NMCC classes transition to online, campus limits number of staff members onsite
PRESQUE ISLE, Maine — Northern Maine Community College is transitioning much of its coursework to online learning due to increased efforts to limit the spread of COVID-19.
Currently students and instructors are on an extended spring break that will end on Monday, April 6. By that date, instructors will have begun teaching the majority of classes online, with most staff members working from home.
“We’ve taught online classes for a number of years now, so many of our students have had experience with that type of learning,” said college president Tim Crowley on Wednesday. “Transitioning our more hands-on programs has been the biggest challenge.”
Students who are enrolled in nursing, emergency medical services or other healthcare programs that require simulation classes will still have access to the college’s nursing simulation center, but will gather in small groups of fewer than 10 people to minimize the potential spread of illness.
Nursing students in their final semester of study will continue their clinical experiences at area hospitals.
Crowley and instructors from the trade and technical programs are discussing how to best transition lab coursework to virtual labs, which will allow students to complete their courses remotely. But some programs, such as welding, still require students to come to campus to complete work in a limited, small-group setting.
Even now the campus has had to become “very restrictive” on who can visit faculty and staff offices. The college’s Smith Wellness Center and Edmunds Library are closed and all tutoring services have been moved online. Many staff members are working from home.
When April 6 comes, the campus will have a “skeleton crew” consisting only of faculty and staff who need to be on campus to assist students.
Crowley recommends that members of the public call the campus at 207-768-2700 before deciding whether to visit. If an in-person visit is necessary, people should schedule an appointment with the person they would like to speak with and go directly to that office to minimize contact with other staff members.
“Most of our students have been reaching out through email or phone calls,” Crowley said. “Probably 50 percent of our employees are working from home now and we expect that number to grow after the break.”

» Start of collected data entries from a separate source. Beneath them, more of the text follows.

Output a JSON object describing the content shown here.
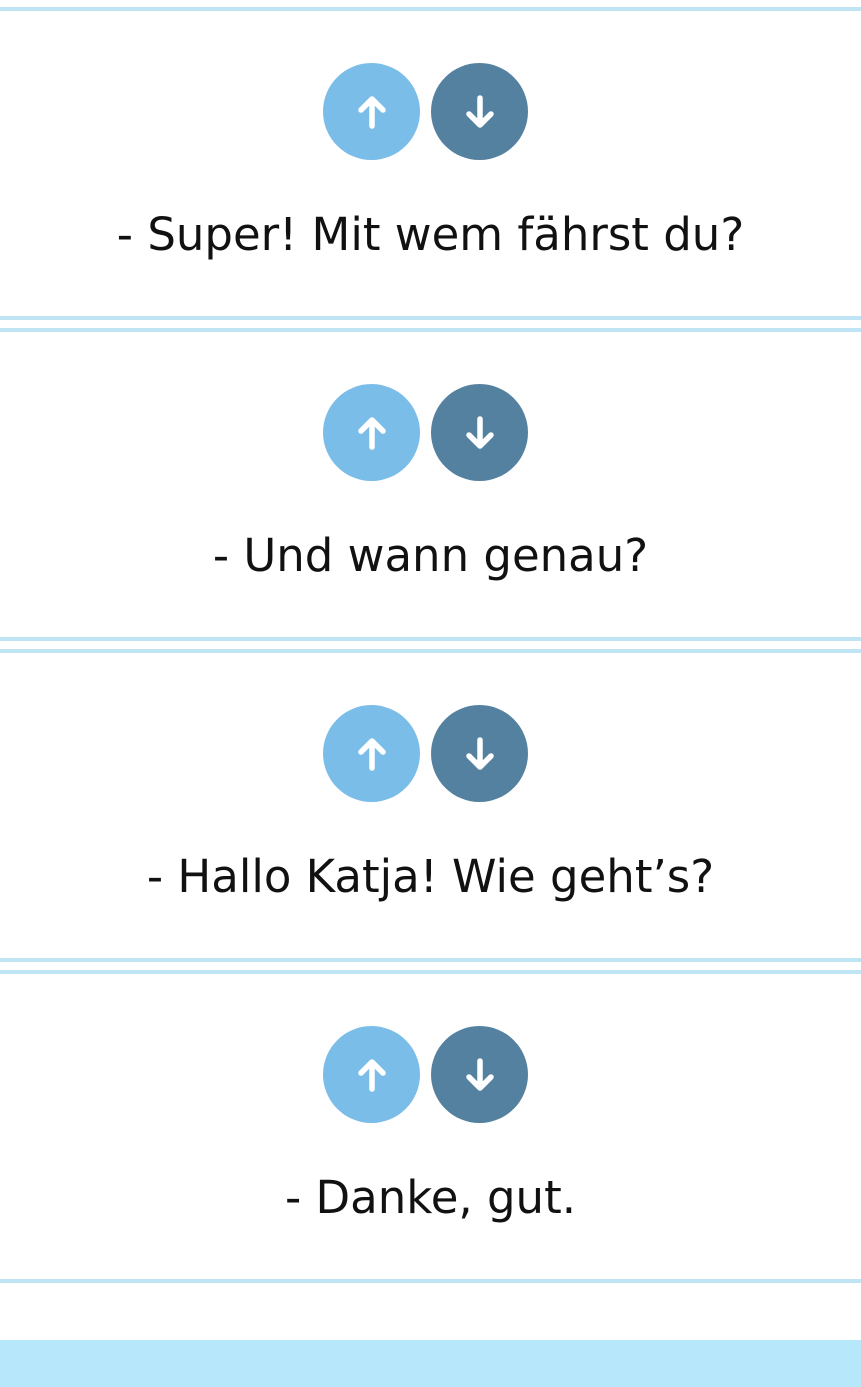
{
  "colors": {
    "up_button": "#79bde8",
    "down_button": "#5581a0",
    "arrow": "#ffffff",
    "divider": "#bfe5f5",
    "footer_bar": "#b6e7fb",
    "text": "#111111"
  },
  "icons": {
    "up": "arrow-up-icon",
    "down": "arrow-down-icon"
  },
  "lines": [
    {
      "text": "- Super! Mit wem fährst du?"
    },
    {
      "text": "- Und wann genau?"
    },
    {
      "text": "- Hallo Katja! Wie geht’s?"
    },
    {
      "text": "- Danke, gut."
    }
  ]
}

Thus far the Maine Centers for Disease Control and Prevention has not confirmed cases of COVID-19 in Aroostook County, though 155 cases were confirmed throughout 11 Maine counties as of Thursday morning. But Crowley said that Northern Maine Community College has been communicating with the Maine Emergency Management Agency and is ready to assist local healthcare workers if an outbreak occurs.
Only eight residential students remain on campus and all have moved into Andrews Hall. In the event that local hospitals become overwhelmed, the college has offered the use of its empty residence halls — Snow Hall, Penobscot Hall and Washington Hall — to MEMA and healthcare professionals.
“We have ample room on campus and we have personal protective equipment available for healthcare professionals if needed,” Crowley said.
As of this time, the college has kept its commencement ceremony scheduled for Saturday, May 2, at The Forum. But Crowley noted that it is “unlikely” that commencement will occur in the traditional way due to increased cancellations of large-scale events throughout Aroostook County and the state. The college will announce specific plans at a later date.
Though the past month has resulted in many fast-paced changes for students, faculty and staff members, Crowley said that the recent decisions have been for the health and safety of campus and community members.
“In the 32 years I’ve been here, I’ve never seen anything like this happen, but our staff and faculty have really stepped up to meet the needs of our students,” Crowley said. “It has been heartwarming to see how everyone has responded.”